When the housing market crashed and foreclosures proliferated, the carnage included stock market collapse, double-digit unemployment, record bankruptcies for people and local governments, giant state budget deficits, and mass layoffs among public workers and in many industries. In California, family income declined, the middle class shrunk, and income inequality surged to the highest level in at least 30 years, according to the Public Policy Institute of California.

Californians are proud of the size of their state’s economy, the world’s fifth largest. But when an economy of that scale crashes, it extends beyond borders, contributing to economic malaise from Madrid to Manila.

That’s why world markets declined sharply when news broke of depositors fleeing Silicon Valley Bank. California’s leading tech companies and their workers did their banking at these institutions, so many have assumed the contagion will spread, as it did before.
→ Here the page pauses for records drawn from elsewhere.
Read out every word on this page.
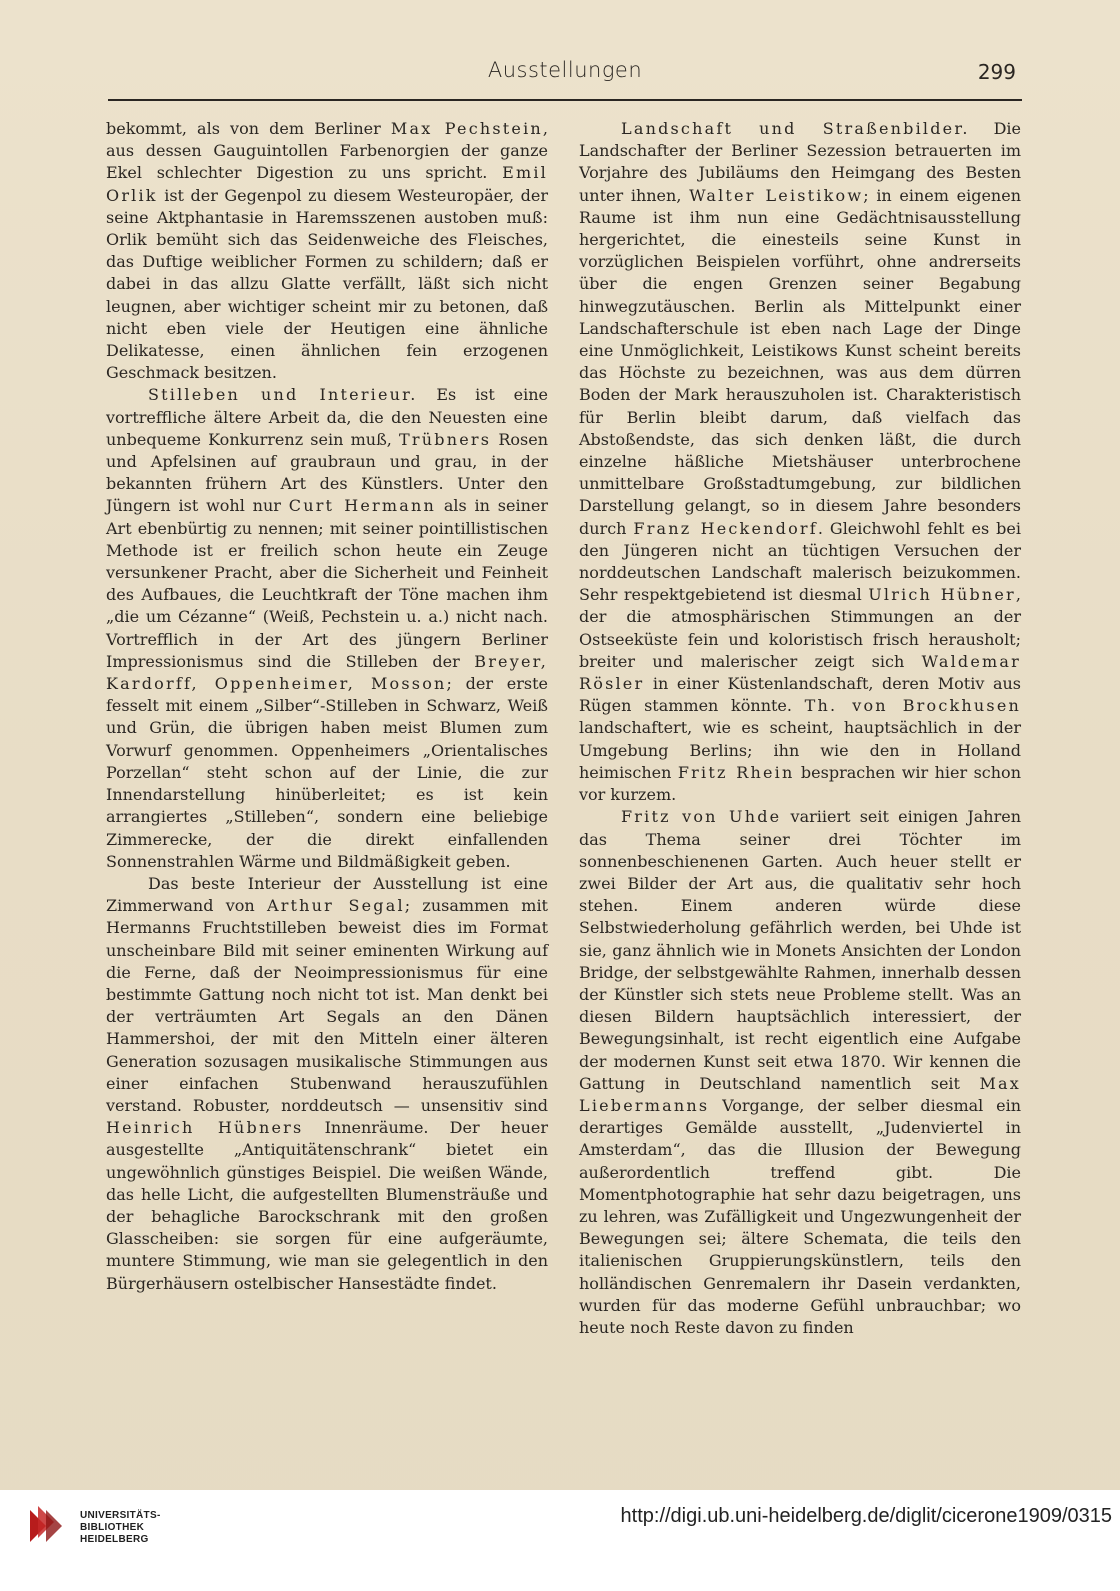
Ausstellungen	299

bekommt, als von dem Berliner Max Pechstein, aus dessen Gauguintollen Farbenorgien der ganze Ekel schlechter Digestion zu uns spricht. Emil Orlik ist der Gegenpol zu diesem Westeuropäer, der seine Aktphantasie in Haremsszenen austoben muß: Orlik bemüht sich das Seidenweiche des Fleisches, das Duftige weiblicher Formen zu schildern; daß er dabei in das allzu Glatte verfällt, läßt sich nicht leugnen, aber wichtiger scheint mir zu betonen, daß nicht eben viele der Heutigen eine ähnliche Delikatesse, einen ähnlichen fein erzogenen Geschmack besitzen.

Stilleben und Interieur. Es ist eine vortreffliche ältere Arbeit da, die den Neuesten eine unbequeme Konkurrenz sein muß, Trübners Rosen und Apfelsinen auf graubraun und grau, in der bekannten frühern Art des Künstlers. Unter den Jüngern ist wohl nur Curt Hermann als in seiner Art ebenbürtig zu nennen; mit seiner pointillistischen Methode ist er freilich schon heute ein Zeuge versunkener Pracht, aber die Sicherheit und Feinheit des Aufbaues, die Leuchtkraft der Töne machen ihm „die um Cézanne“ (Weiß, Pechstein u. a.) nicht nach. Vortrefflich in der Art des jüngern Berliner Impressionismus sind die Stilleben der Breyer, Kardorff, Oppenheimer, Mosson; der erste fesselt mit einem „Silber“-Stilleben in Schwarz, Weiß und Grün, die übrigen haben meist Blumen zum Vorwurf genommen. Oppenheimers „Orientalisches Porzellan“ steht schon auf der Linie, die zur Innendarstellung hinüberleitet; es ist kein arrangiertes „Stilleben“, sondern eine beliebige Zimmerecke, der die direkt einfallenden Sonnenstrahlen Wärme und Bildmäßigkeit geben.

Das beste Interieur der Ausstellung ist eine Zimmerwand von Arthur Segal; zusammen mit Hermanns Fruchtstilleben beweist dies im Format unscheinbare Bild mit seiner eminenten Wirkung auf die Ferne, daß der Neoimpressionismus für eine bestimmte Gattung noch nicht tot ist. Man denkt bei der verträumten Art Segals an den Dänen Hammershoi, der mit den Mitteln einer älteren Generation sozusagen musikalische Stimmungen aus einer einfachen Stubenwand herauszufühlen verstand. Robuster, norddeutsch — unsensitiv sind Heinrich Hübners Innenräume. Der heuer ausgestellte „Antiquitätenschrank“ bietet ein ungewöhnlich günstiges Beispiel. Die weißen Wände, das helle Licht, die aufgestellten Blumensträuße und der behagliche Barockschrank mit den großen Glasscheiben: sie sorgen für eine aufgeräumte, muntere Stimmung, wie man sie gelegentlich in den Bürgerhäusern ostelbischer Hansestädte findet.

Landschaft und Straßenbilder. Die Landschafter der Berliner Sezession betrauerten im Vorjahre des Jubiläums den Heimgang des Besten unter ihnen, Walter Leistikow; in einem eigenen Raume ist ihm nun eine Gedächtnisausstellung hergerichtet, die einesteils seine Kunst in vorzüglichen Beispielen vorführt, ohne andrerseits über die engen Grenzen seiner Begabung hinwegzutäuschen. Berlin als Mittelpunkt einer Landschafterschule ist eben nach Lage der Dinge eine Unmöglichkeit, Leistikows Kunst scheint bereits das Höchste zu bezeichnen, was aus dem dürren Boden der Mark herauszuholen ist. Charakteristisch für Berlin bleibt darum, daß vielfach das Abstoßendste, das sich denken läßt, die durch einzelne häßliche Mietshäuser unterbrochene unmittelbare Großstadtumgebung, zur bildlichen Darstellung gelangt, so in diesem Jahre besonders durch Franz Heckendorf. Gleichwohl fehlt es bei den Jüngeren nicht an tüchtigen Versuchen der norddeutschen Landschaft malerisch beizukommen. Sehr respektgebietend ist diesmal Ulrich Hübner, der die atmosphärischen Stimmungen an der Ostseeküste fein und koloristisch frisch herausholt; breiter und malerischer zeigt sich Waldemar Rösler in einer Küstenlandschaft, deren Motiv aus Rügen stammen könnte. Th. von Brockhusen landschaftert, wie es scheint, hauptsächlich in der Umgebung Berlins; ihn wie den in Holland heimischen Fritz Rhein besprachen wir hier schon vor kurzem.

Fritz von Uhde variiert seit einigen Jahren das Thema seiner drei Töchter im sonnenbeschienenen Garten. Auch heuer stellt er zwei Bilder der Art aus, die qualitativ sehr hoch stehen. Einem anderen würde diese Selbstwiederholung gefährlich werden, bei Uhde ist sie, ganz ähnlich wie in Monets Ansichten der London Bridge, der selbstgewählte Rahmen, innerhalb dessen der Künstler sich stets neue Probleme stellt. Was an diesen Bildern hauptsächlich interessiert, der Bewegungsinhalt, ist recht eigentlich eine Aufgabe der modernen Kunst seit etwa 1870. Wir kennen die Gattung in Deutschland namentlich seit Max Liebermanns Vorgange, der selber diesmal ein derartiges Gemälde ausstellt, „Judenviertel in Amsterdam“, das die Illusion der Bewegung außerordentlich treffend gibt. Die Momentphotographie hat sehr dazu beigetragen, uns zu lehren, was Zufälligkeit und Ungezwungenheit der Bewegungen sei; ältere Schemata, die teils den italienischen Gruppierungskünstlern, teils den holländischen Genremalern ihr Dasein verdankten, wurden für das moderne Gefühl unbrauchbar; wo heute noch Reste davon zu finden

UNIVERSITÄTS-
BIBLIOTHEK
HEIDELBERG
http://digi.ub.uni-heidelberg.de/diglit/cicerone1909/0315
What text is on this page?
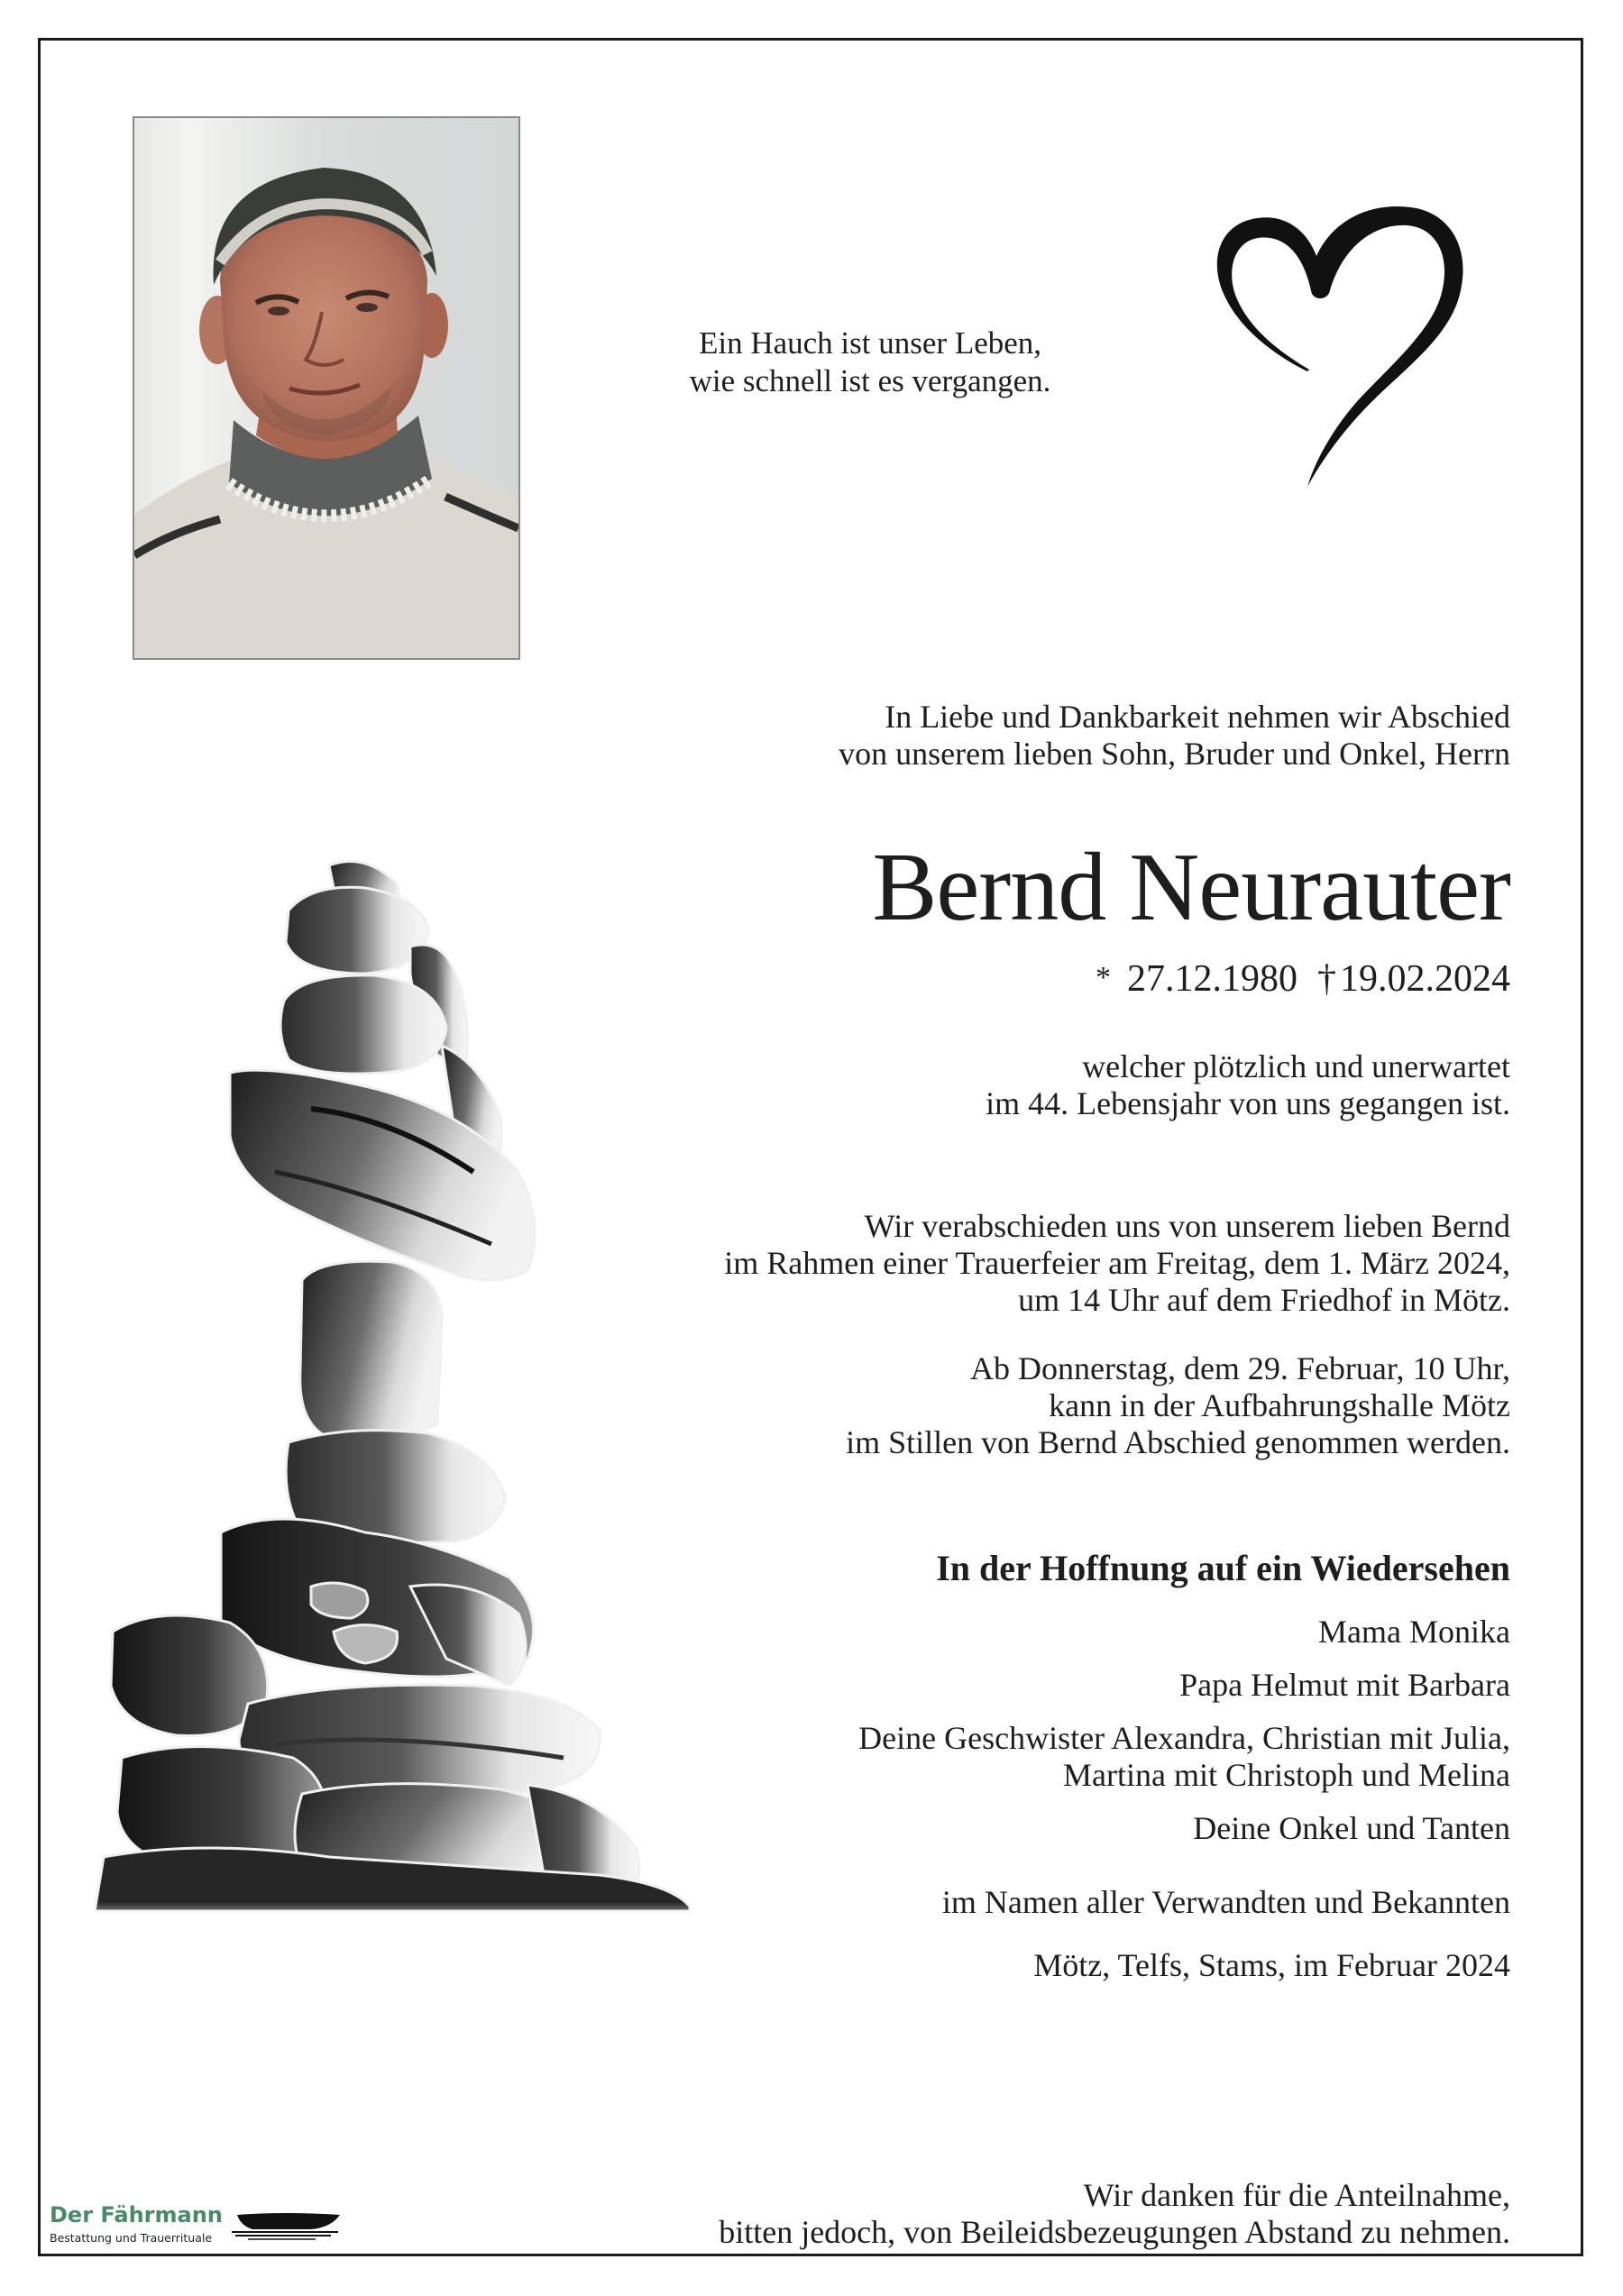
Ein Hauch ist unser Leben,
wie schnell ist es vergangen.
In Liebe und Dankbarkeit nehmen wir Abschied
von unserem lieben Sohn, Bruder und Onkel, Herrn
Bernd Neurauter
* 27.12.1980 †19.02.2024
welcher plötzlich und unerwartet
im 44. Lebensjahr von uns gegangen ist.
Wir verabschieden uns von unserem lieben Bernd
im Rahmen einer Trauerfeier am Freitag, dem 1. März 2024,
um 14 Uhr auf dem Friedhof in Mötz.
Ab Donnerstag, dem 29. Februar, 10 Uhr,
kann in der Aufbahrungshalle Mötz
im Stillen von Bernd Abschied genommen werden.
In der Hoffnung auf ein Wiedersehen
Mama Monika
Papa Helmut mit Barbara
Deine Geschwister Alexandra, Christian mit Julia,
Martina mit Christoph und Melina
Deine Onkel und Tanten
im Namen aller Verwandten und Bekannten
Mötz, Telfs, Stams, im Februar 2024
Wir danken für die Anteilnahme,
bitten jedoch, von Beileidsbezeugungen Abstand zu nehmen.
Der Fährmann
Bestattung und Trauerrituale
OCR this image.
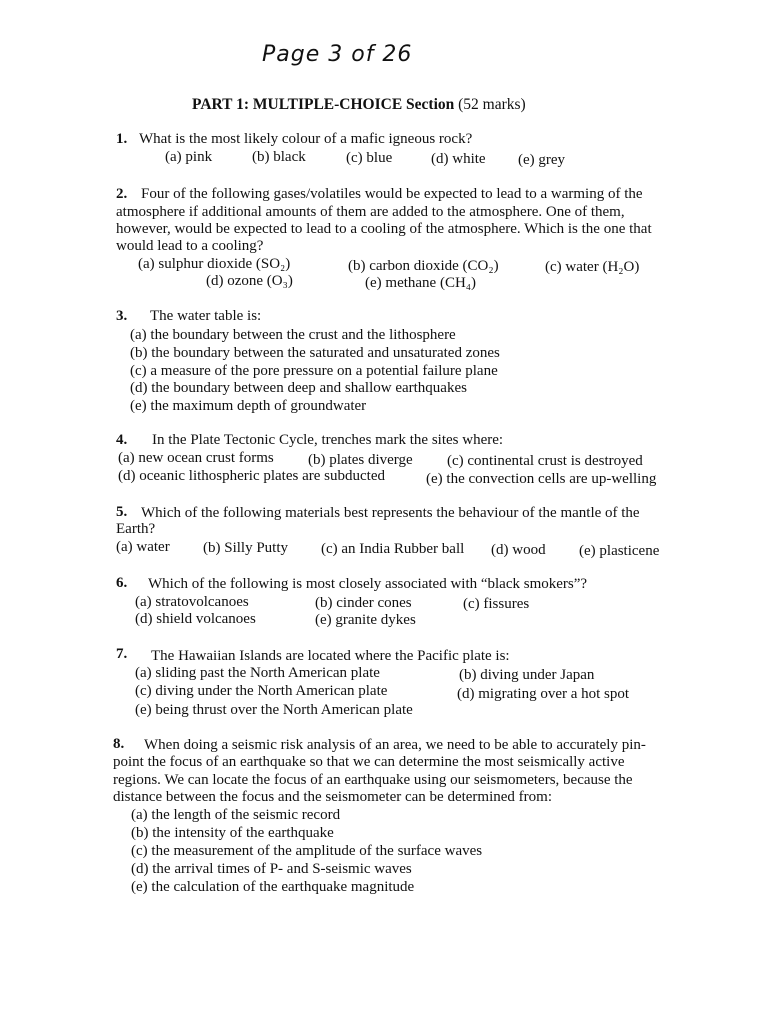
Page 3 of 26
PART 1: MULTIPLE-CHOICE Section (52 marks)
1. What is the most likely colour of a mafic igneous rock?
(a) pink	(b) black	(c) blue	(d) white (e) grey
2. Four of the following gases/volatiles would be expected to lead to a warming of the
atmosphere if additional amounts of them are added to the atmosphere. One of them,
however, would be expected to lead to a cooling of the atmosphere. Which is the one that
would lead to a cooling?
(a) sulphur dioxide (SO₂)	(b) carbon dioxide (CO₂)	(c) water (H₂O)
(d) ozone (O₃)	(e) methane (CH₄)
3. The water table is:
(a) the boundary between the crust and the lithosphere
(b) the boundary between the saturated and unsaturated zones
(c) a measure of the pore pressure on a potential failure plane
(d) the boundary between deep and shallow earthquakes
(e) the maximum depth of groundwater
4. In the Plate Tectonic Cycle, trenches mark the sites where:
(a) new ocean crust forms (b) plates diverge (c) continental crust is destroyed
(d) oceanic lithospheric plates are subducted	(e) the convection cells are up-welling
5. Which of the following materials best represents the behaviour of the mantle of the
Earth?
(a) water (b) Silly Putty (c) an India Rubber ball (d) wood (e) plasticene
6. Which of the following is most closely associated with “black smokers”?
(a) stratovolcanoes	(b) cinder cones	(c) fissures
(d) shield volcanoes	(e) granite dykes
7. The Hawaiian Islands are located where the Pacific plate is:
(a) sliding past the North American plate	(b) diving under Japan
(c) diving under the North American plate	(d) migrating over a hot spot
(e) being thrust over the North American plate
8. When doing a seismic risk analysis of an area, we need to be able to accurately pin-
point the focus of an earthquake so that we can determine the most seismically active
regions. We can locate the focus of an earthquake using our seismometers, because the
distance between the focus and the seismometer can be determined from:
(a) the length of the seismic record
(b) the intensity of the earthquake
(c) the measurement of the amplitude of the surface waves
(d) the arrival times of P- and S-seismic waves
(e) the calculation of the earthquake magnitude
It remains to be seen whether aggressive action by the U.S. government to seize Silicon Valley Bank, and guarantee even uninsured funds, will contain the damage.

These days, major global institutions track and offer reports on “systemic risks” or “mega-risks” to the future of the world and its economies. The World Economic Forum has a report on risks that covers natural disasters, inequality and its impacts, climate change, democratic decline, aging infrastructure, technological disruption, war, terrorism, and infectious diseases.

Maybe they should add California, with its talent for spectacular financial failure, to the list.